The hip resurfacing devices are metal-on-metal articulating devices which differ from total hip replacement devices because they are more bone conserving and retain the natural geometry (so-called large ball THR devices share this trait). A THR requires that the upper portion of the femur bone be cut off to accept the stem portion of a THR device. The femur cap of the hip resurfacing devices does not require the femur bone be cut off; instead the top of the femoral head is shaped to closely fit the underside of the cap. Both hip resurfacing and hip replacement require that a cup is placed in the acetabulum of the hip socket. The main advantage of the hip resurfacing surgery is that when a revision is required, there is still an intact femur bone left for a THR stem. When a THR stem requires a revision, the metal stem in the femur has to be removed and often more bone is lost in the process of removal and replacement with a larger diameter stem. Having a hip resurfacing at a younger age means, that a revision will likely be easier to perform when required.

Recent studies have shown that the outcome of a hip resurfacing is dependent on surgeon experience and that proper positioning of hip resurfacing components is crucial. Therefore, in addition to ensuring that a proven device is used, patients should take care in selecting a surgeon with experience and a good track record.

Although formal labeling restrictions exist in some countries, including the United States, hip resurfacing may allow younger, active people to return to many activities they enjoyed prior to their hip problems, which is an advantage over a traditional hip arthroplasty. The large size cap and cup of the hip resurfacing devices are the same size as a person’s original ball and socket and thus are less prone to dislocation.

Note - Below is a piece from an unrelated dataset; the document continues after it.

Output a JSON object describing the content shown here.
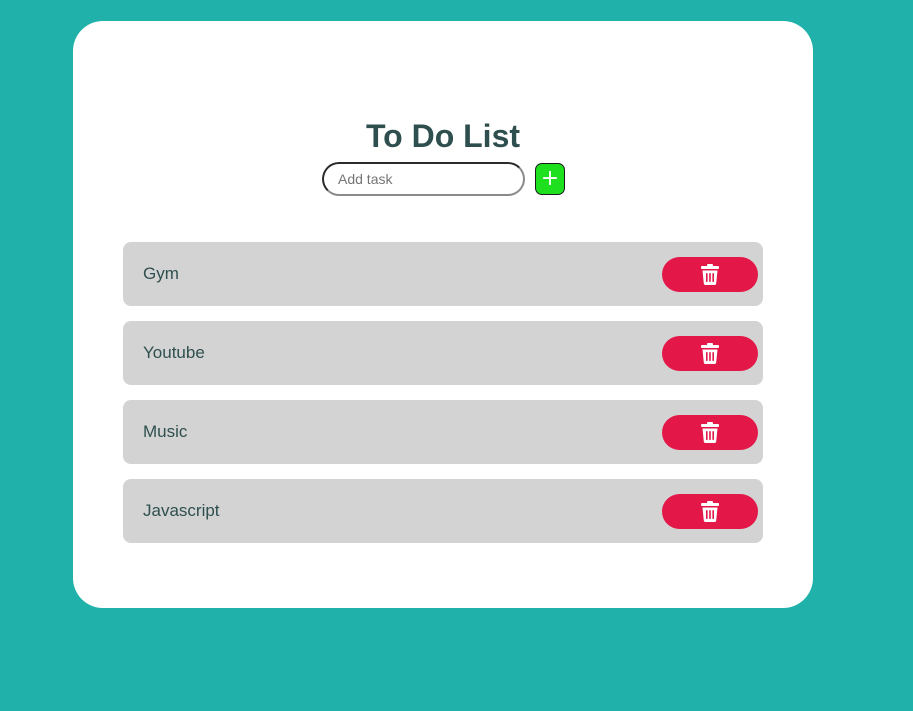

An often forgotten but very important advantage of hip resurfacing and thereby the retention of the femoral neck is the fact that hip resurfacing has the least measurable amount of “stress shielding” when compared to any type of THR. This means that with hip resurfacing the femur’s upper portion fully retains its natural mechanical characteristics under load, also ensuring less disturbance of the processes that place inside bone that is alive.

Is hip resurfacing a good alternative to hip replacement?

Hip resurfacing has lost favor with many surgeons because it can increase the amount of potentially harmful metal ions in the bloodstream. It also has a risk of bone fracture just below the metal cap placed on the top portion of the thighbone — particularly in women with poor bone quality.

Unlike traditional hip replacement, hip resurfacing doesn’t completely replace the “ball” of the hip with a metal or ceramic ball. Instead, the bone is reshaped and capped with a metal prosthesis. The hip socket is fitted with a metal cup. As these metal surfaces rub together, there is the potential for wear and release of metal ions. Low levels of metal ions usually don’t cause a problem, but higher levels may be problematic.

The socket prosthesis for a traditional hip replacement is usually lined with a thick layer of hard plastic, so there isn’t any metal-on-metal contact. While the components of an artificial hip will eventually wear out, most people can expect their joint replacements to last for at least 15 years.

Hip replacement is usually postponed until later in life, so the life span of the prosthesis more closely matches the remaining life span of the person. Subsequent hip replacement surgeries can be more difficult and typically have poorer results than initial hip replacements.

Hip resurfacing originally was seen as a stop-gap option for younger people with serious hip problems, because it would leave more bone available for a hip replacement in the future. Currently, however, hip resurfacing is generally recommended only in instances where there is severe deformity and few other options. The best candidates appear to be younger men with good quality bone.